Track the health of your devices and any warranties that may need updating, enforce data encryption, wipe a device that has been lost or stolen or push out company device policies automatically, without bringing the devices back to the office.

Malware Protection for Mobile Devices

Malware is everywhere. To protect against it, make sure that any company device has strong malware and antivirus protection. Keep this protection up to date. You can use MDM services to update all the devices automatically, wherever they happen to be, meaning that you can’t accidentally forget one. Your malware protection should be maintained in order to protect against a range of attacks.

Offer staff training about how to spot malware online. Make sure that they know not to open suspicious looking emails and not to click on strange links or open unrecognised attachments. Make sure the training includes how to tell if a website is secure, and what to do if they think their device may have been infected. Your IT team should be monitoring device health too, but the main user is likely to spot a problem faster, as they use it everyday.

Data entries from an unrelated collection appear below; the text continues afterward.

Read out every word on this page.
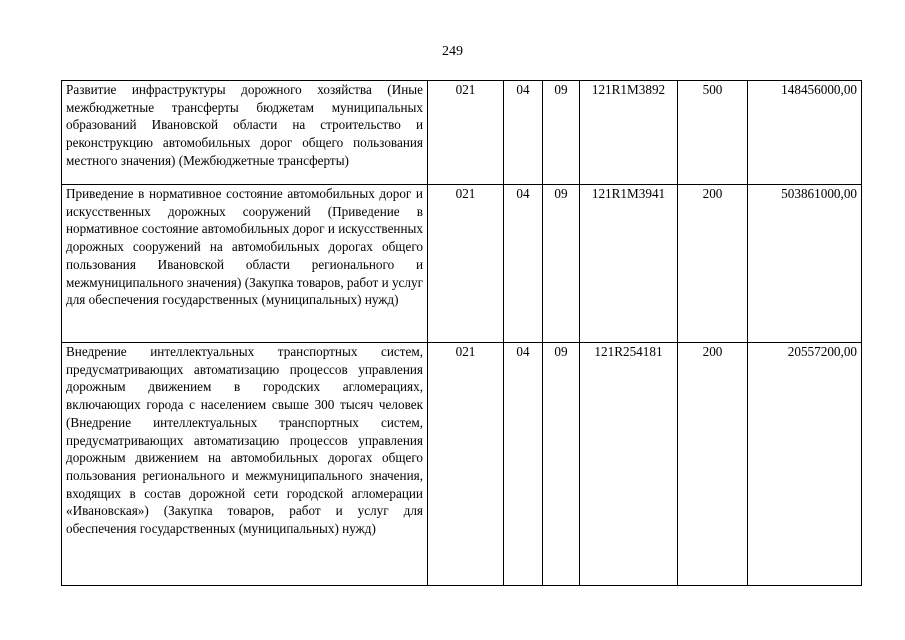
249
Развитие инфраструктуры дорожного хозяйства (Иные межбюджетные трансферты бюджетам муниципальных образований Ивановской области на строительство и реконструкцию автомобильных дорог общего пользования местного значения) (Межбюджетные трансферты)	021	04	09	121R1M3892	500	148456000,00
Приведение в нормативное состояние автомобильных дорог и искусственных дорожных сооружений (Приведение в нормативное состояние автомобильных дорог и искусственных дорожных сооружений на автомобильных дорогах общего пользования Ивановской области регионального и межмуниципального значения) (Закупка товаров, работ и услуг для обеспечения государственных (муниципальных) нужд)	021	04	09	121R1M3941	200	503861000,00
Внедрение интеллектуальных транспортных систем, предусматривающих автоматизацию процессов управления дорожным движением в городских агломерациях, включающих города с населением свыше 300 тысяч человек (Внедрение интеллектуальных транспортных систем, предусматривающих автоматизацию процессов управления дорожным движением на автомобильных дорогах общего пользования регионального и межмуниципального значения, входящих в состав дорожной сети городской агломерации «Ивановская») (Закупка товаров, работ и услуг для обеспечения государственных (муниципальных) нужд)	021	04	09	121R254181	200	20557200,00
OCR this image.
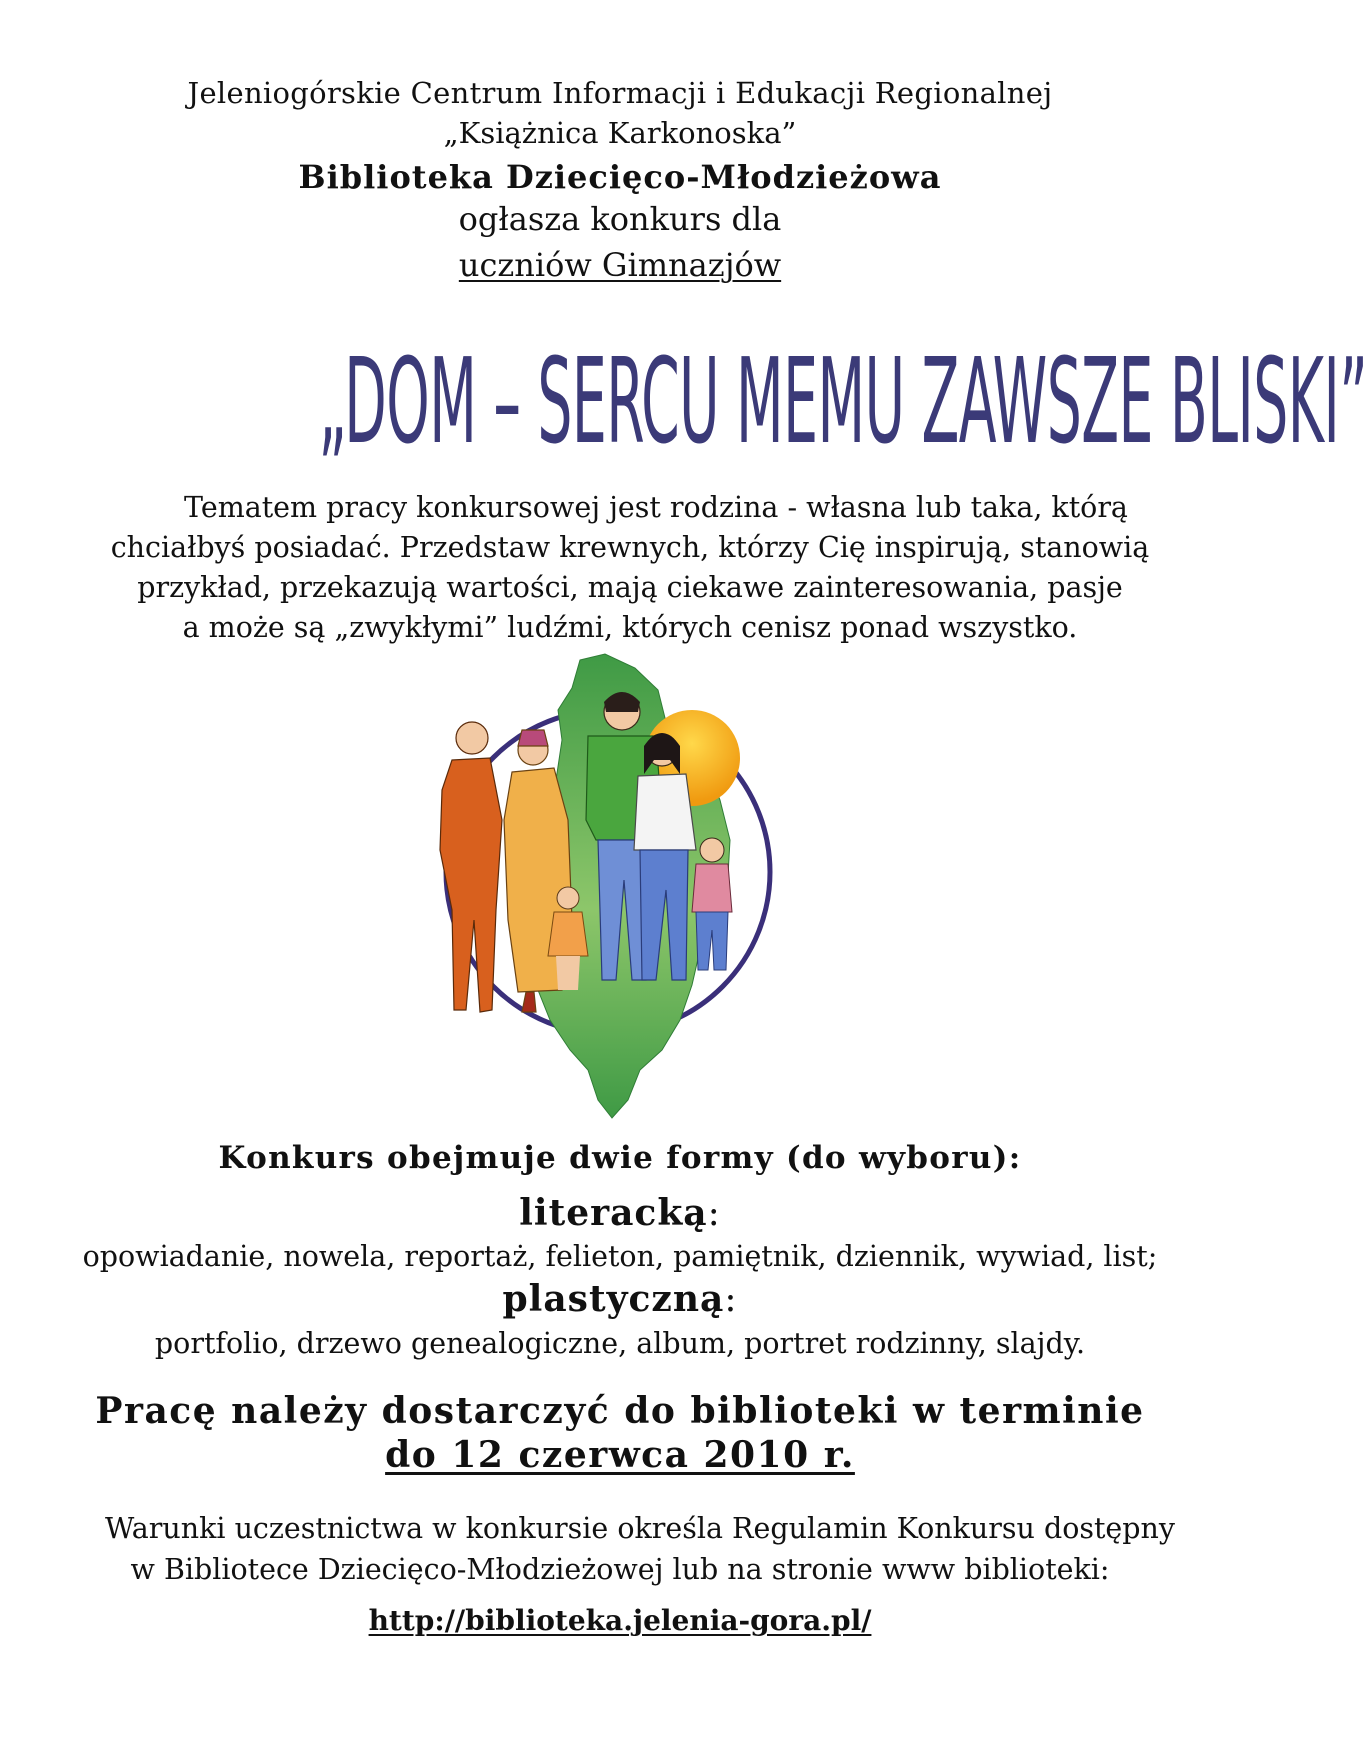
Jeleniogórskie Centrum Informacji i Edukacji Regionalnej
„Książnica Karkonoska”
Biblioteka Dziecięco-Młodzieżowa
ogłasza konkurs dla
uczniów Gimnazjów
„DOM – SERCU MEMU ZAWSZE BLISKI”

Tematem pracy konkursowej jest rodzina - własna lub taka, którą

chciałbyś posiadać. Przedstaw krewnych, którzy Cię inspirują, stanowią

przykład, przekazują wartości, mają ciekawe zainteresowania, pasje

a może są „zwykłymi” ludźmi, których cenisz ponad wszystko.

Konkurs obejmuje dwie formy (do wyboru):
literacką:
opowiadanie, nowela, reportaż, felieton, pamiętnik, dziennik, wywiad, list;
plastyczną:
portfolio, drzewo genealogiczne, album, portret rodzinny, slajdy.
Pracę należy dostarczyć do biblioteki w terminie
do 12 czerwca 2010 r.
Warunki uczestnictwa w konkursie określa Regulamin Konkursu dostępny
w Bibliotece Dziecięco-Młodzieżowej lub na stronie www biblioteki:
http://biblioteka.jelenia-gora.pl/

Authentication Solutions for Mobile Devices

To log into your devices, you want a more secure solution than simple passwords and usernames. Passwords that are used should be secure; don’t allow staff to use anything easy to guess. Ideally, strong passwords should include random strings of letters, numbers and special characters. Require device users to change passwords regularly, so they can’t be hacked.

Use multiple times of authentication. A password is one type, so add a couple more. Passwords are known as a knowledge factor, but you should also use a possession factor and an inherence factor. Knowledge factors are things like PINs, passwords and usernames. Possession factors include things like require you to have the device in your possession. This could be something like confirmation codes or one-off passwords sent via text message. Inherence factors are usually biometric. Requiring staff to use something like their fingerprints to log into a device would satisfy this criteria.

For extra security, you could also add location and time factors. These are not secure on their own, but can add some extra security. Location factors use GPS data to allow or block certain requests. Time factors block access to features between certain hours, such as after work when nobody should be using the system.